Alors que je retranscris les paroles de Manuel, je réalise qu’elles laissent place à un certain sentiment de panique, et pourtant le ton utilisé par Manuel était factuel et déterminé. Il ne faisait qu’énoncer les défis causés par cette pandémie pour l’UNICEF, ainsi que les conséquences pour les enfants et les familles auxquels nous venons en aide. « Il y a un autre enjeu aussi, car en général, nous envoyons du personnel pour gérer les situations d’urgence. Mais nous ne pouvons pas le faire si ces personnes doivent être mises en quarantaine à leur arrivée dans le pays. Comment pouvons-nous être sur les lignes de front sans être physiquement présents? Nous devrons adapter notre réponse aux situations d’urgence à cette nouvelle réalité. »

Eva Kadilli, directrice, Division des approvisionnements de l’UNICEF, était également présente lors de cet appel. « Nous avons commencé à acheminer des fournitures en janvier, avant que les frontières ne commencent à fermer », précise-t-elle.
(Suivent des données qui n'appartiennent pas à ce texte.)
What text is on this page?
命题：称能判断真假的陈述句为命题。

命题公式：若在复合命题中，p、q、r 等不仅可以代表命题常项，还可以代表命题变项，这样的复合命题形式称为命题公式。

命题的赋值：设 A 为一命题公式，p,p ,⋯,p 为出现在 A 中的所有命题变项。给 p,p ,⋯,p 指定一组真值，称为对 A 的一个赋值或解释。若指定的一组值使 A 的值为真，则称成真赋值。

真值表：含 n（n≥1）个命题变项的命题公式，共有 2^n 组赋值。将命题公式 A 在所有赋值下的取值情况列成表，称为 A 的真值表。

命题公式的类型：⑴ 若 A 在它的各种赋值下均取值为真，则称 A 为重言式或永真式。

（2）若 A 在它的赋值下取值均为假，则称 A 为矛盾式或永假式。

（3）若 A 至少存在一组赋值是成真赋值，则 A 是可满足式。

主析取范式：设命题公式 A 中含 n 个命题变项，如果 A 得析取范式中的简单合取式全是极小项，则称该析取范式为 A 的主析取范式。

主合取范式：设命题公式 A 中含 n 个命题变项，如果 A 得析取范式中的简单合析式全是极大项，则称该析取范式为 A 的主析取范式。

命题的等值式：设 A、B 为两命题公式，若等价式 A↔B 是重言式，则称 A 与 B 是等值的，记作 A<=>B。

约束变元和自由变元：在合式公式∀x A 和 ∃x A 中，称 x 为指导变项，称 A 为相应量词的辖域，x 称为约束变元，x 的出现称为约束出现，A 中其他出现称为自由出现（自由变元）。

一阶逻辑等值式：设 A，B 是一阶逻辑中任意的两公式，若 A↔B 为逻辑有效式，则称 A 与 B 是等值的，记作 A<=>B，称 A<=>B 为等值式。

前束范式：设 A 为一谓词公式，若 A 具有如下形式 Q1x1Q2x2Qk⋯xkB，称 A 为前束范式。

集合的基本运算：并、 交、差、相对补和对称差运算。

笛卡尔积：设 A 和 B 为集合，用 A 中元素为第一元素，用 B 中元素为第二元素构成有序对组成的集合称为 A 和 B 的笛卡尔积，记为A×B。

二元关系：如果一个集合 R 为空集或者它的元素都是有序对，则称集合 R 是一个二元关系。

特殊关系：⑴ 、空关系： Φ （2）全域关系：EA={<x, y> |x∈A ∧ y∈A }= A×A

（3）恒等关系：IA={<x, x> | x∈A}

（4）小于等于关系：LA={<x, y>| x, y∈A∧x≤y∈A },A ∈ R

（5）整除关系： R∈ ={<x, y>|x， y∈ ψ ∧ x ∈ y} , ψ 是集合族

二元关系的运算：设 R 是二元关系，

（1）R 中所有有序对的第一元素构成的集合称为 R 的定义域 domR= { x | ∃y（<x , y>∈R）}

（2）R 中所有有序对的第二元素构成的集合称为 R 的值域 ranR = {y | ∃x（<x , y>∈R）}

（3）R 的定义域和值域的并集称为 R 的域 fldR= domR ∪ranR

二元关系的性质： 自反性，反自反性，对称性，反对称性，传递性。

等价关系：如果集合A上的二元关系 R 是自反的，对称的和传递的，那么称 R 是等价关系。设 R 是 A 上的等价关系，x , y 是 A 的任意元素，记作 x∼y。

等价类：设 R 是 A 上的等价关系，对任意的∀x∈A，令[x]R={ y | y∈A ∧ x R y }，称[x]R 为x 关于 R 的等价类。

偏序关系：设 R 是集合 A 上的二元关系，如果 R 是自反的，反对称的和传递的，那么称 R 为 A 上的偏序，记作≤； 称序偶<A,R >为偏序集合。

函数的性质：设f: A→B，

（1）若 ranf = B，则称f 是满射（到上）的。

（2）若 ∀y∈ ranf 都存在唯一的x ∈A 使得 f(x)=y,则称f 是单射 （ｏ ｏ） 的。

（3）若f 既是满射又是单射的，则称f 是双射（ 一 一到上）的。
« Nous avons envoyé des aliments thérapeutiques, des fournitures scolaires, du matériel d’assainissement de l’eau. Par contre, il a été difficile d’obtenir des blouses et des masques. Et c’est toujours le cas. Comme la Chine fabrique la moitié des masques du monde, nous avons dû nous approvisionner ailleurs lorsque le pays a suspendu sa production. Par la suite, d’autres grands fabricants ont interdit l’exportation de masques et de vêtements de protection. Nous en cherchons donc partout. »

Il est clair que si le virus s’installe dans les camps de réfugiés, dans les centres-villes surpeuplés d’Afrique, dans les pays où les taux de VIH et de tuberculose sont déjà élevés, alors...

L’appel a pris fin, et j’ai été plutôt surpris de ne pas me sentir assailli par l’anxiété, malgré les propos graves de mes collègues. Bien que nous n’en sachions pas encore beaucoup sur ce virus, et que les perspectives soient inquiétantes, je garde espoir. Pourquoi? C’est très simple. Je sais que le personnel de l’UNICEF présent dans le monde entier travaille fort pour surmonter ou circonvenir tous ces défis. Je sais aussi que tellement de bonnes personnes partout dans le monde font tout leur possible pour protéger les enfants et les familles les plus vulnérables. 

Le quatrième domaine qui nous concerne, parmi ceux mentionnés au début par Carlos, est celui qui consiste à assurer la sécurité et la santé mentale des membres de notre personnel et de leur famille pendant qu’ils travaillent dans une période qui pourrait bien être la plus difficile de nos vies respectives.

Manuel a quitté la conversation, car il devait assister à une autre réunion virtuelle, mais avant de partir, il a dit « N’oublions pas que nous vivons un moment de grande solidarité rempli de compassion et d’entraide », dit-il.  

Ce sont ces mêmes caractéristiques humaines qui seront la pierre angulaire nous permettant d’avancer alors que nous faisons face à un défi mondial inédit.